Undeterred, and after a climbing sojourn in the Lake District which sounds like another exhausting ordeal, he’s back in Switzerland for another attempt at The Dent Blanche, this time with an experienced, professional guide named Jean-Noël Bovier. Again, it doesn’t sound like much of a recreational experience. Jean-Noël, a hard task-master and agreeable enough at first, at some point, in Richards’ words, “took umbrage at my ineptitude in crampons”. Although they reached the summit it appears to have been a gruelling, perilous and bad-tempered experience. To think that Dorothea and Ivor scaled the same heights nearly ninety years before them on relatively unmapped terrain and with no doubt less sophisticated equipment is quite awe-inspiring. The Dent Blanche is the climax to Dorothea’s Climbing Days as it is here and the sense of satisfaction that Richards felt – to have completed his mission and seen his book take shape – must have been exhilarating. He’d at last got to know his great-great aunt through her diaries, her husband’s letters, the memories of those who knew her and climbed with her, and via the very rocks and slopes that she’d conquered all those years before.

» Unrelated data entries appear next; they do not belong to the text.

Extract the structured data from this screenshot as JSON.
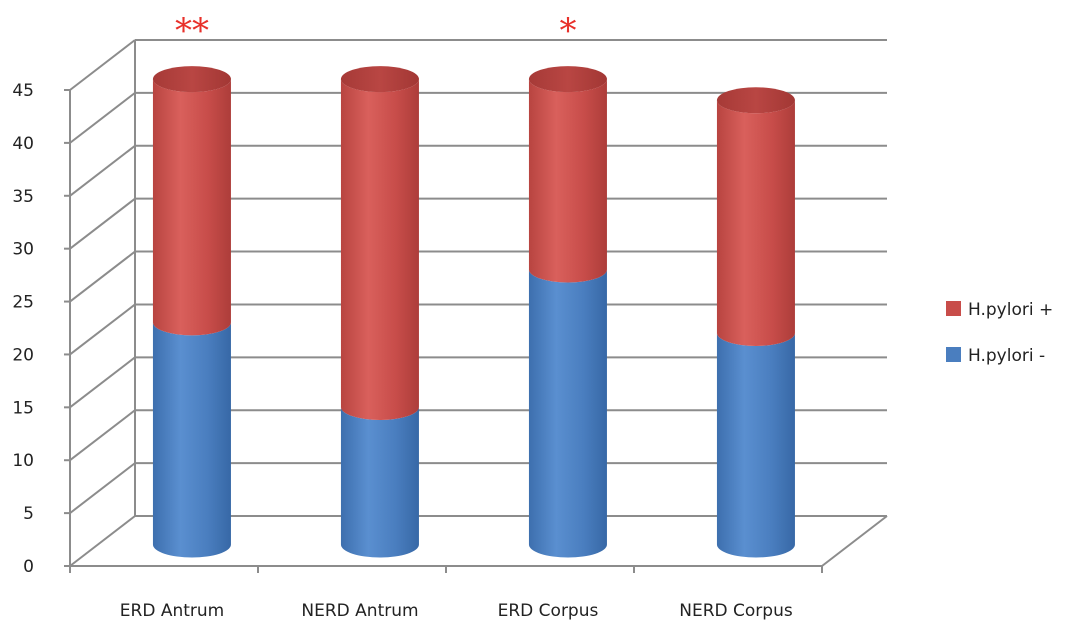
{
  "chart_data": {
    "type": "bar",
    "stacked": true,
    "style": "3d-cylinder",
    "categories": [
      "ERD Antrum",
      "NERD Antrum",
      "ERD Corpus",
      "NERD Corpus"
    ],
    "series": [
      {
        "name": "H.pylori -",
        "values": [
          21,
          13,
          26,
          20
        ],
        "color": "#4a7ebf"
      },
      {
        "name": "H.pylori +",
        "values": [
          23,
          31,
          18,
          22
        ],
        "color": "#c84d4a"
      }
    ],
    "annotations": [
      "**",
      "",
      "*",
      ""
    ],
    "annotation_color": "#e8302a",
    "ylim": [
      0,
      45
    ],
    "yticks": [
      "0",
      "5",
      "10",
      "15",
      "20",
      "25",
      "30",
      "35",
      "40",
      "45"
    ],
    "grid": true,
    "legend_position": "right",
    "legend_order": [
      "H.pylori +",
      "H.pylori -"
    ]
  }
}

And yet as compelling and convincing as this odyssey is and despite the reprinting of Ivor’s brilliant 1927 essay The Lure Of High Mountaineering, I have to admit that I’m still not sure I fully understand the reasons why some people feel compelled to climb mountains. Having read Dan Richards’ hair-raising exploits in the Cairngorms and Switzerland and been beguiled by the nature of the quest he undertook and the reasons he did it, I can appreciate some of the emotions that must seize and inform the mountaineer’s psyche. Ivor talks of “boredom with comfort” as a prerequisite, the “worship” of mountains – a feeling that implies beauty, fear and awe, and mountaineering as a “concentrated form of exploration”. And then there is the exhilaration involved in high-level risk, the satisfaction of successful technique, and the sense of achievement on a triumphant ascent having been tested in often brutal conditions both mentally and physically. I see all of that, but as Ivor admits, “to describe a passion to those who do not share it is a difficult enough task, let alone explaining it”. Richards eventually settles for “because it’s there”. “Because it’s there will do” says his friend Robert Macfarlane. “The urge to climb is an ineffable, maddeningly strange impulse – or knot of impulses”. Even Dorothea ends the preface to her book with a somewhat exasperated “Why?”
Nevertheless I enjoyed reading Climbing Days immensely. It’s a totally engaging and satisfying book on every level – as biography, memoir, travelogue and erudite meditation on the restlessness and indomitableness of the human spirit.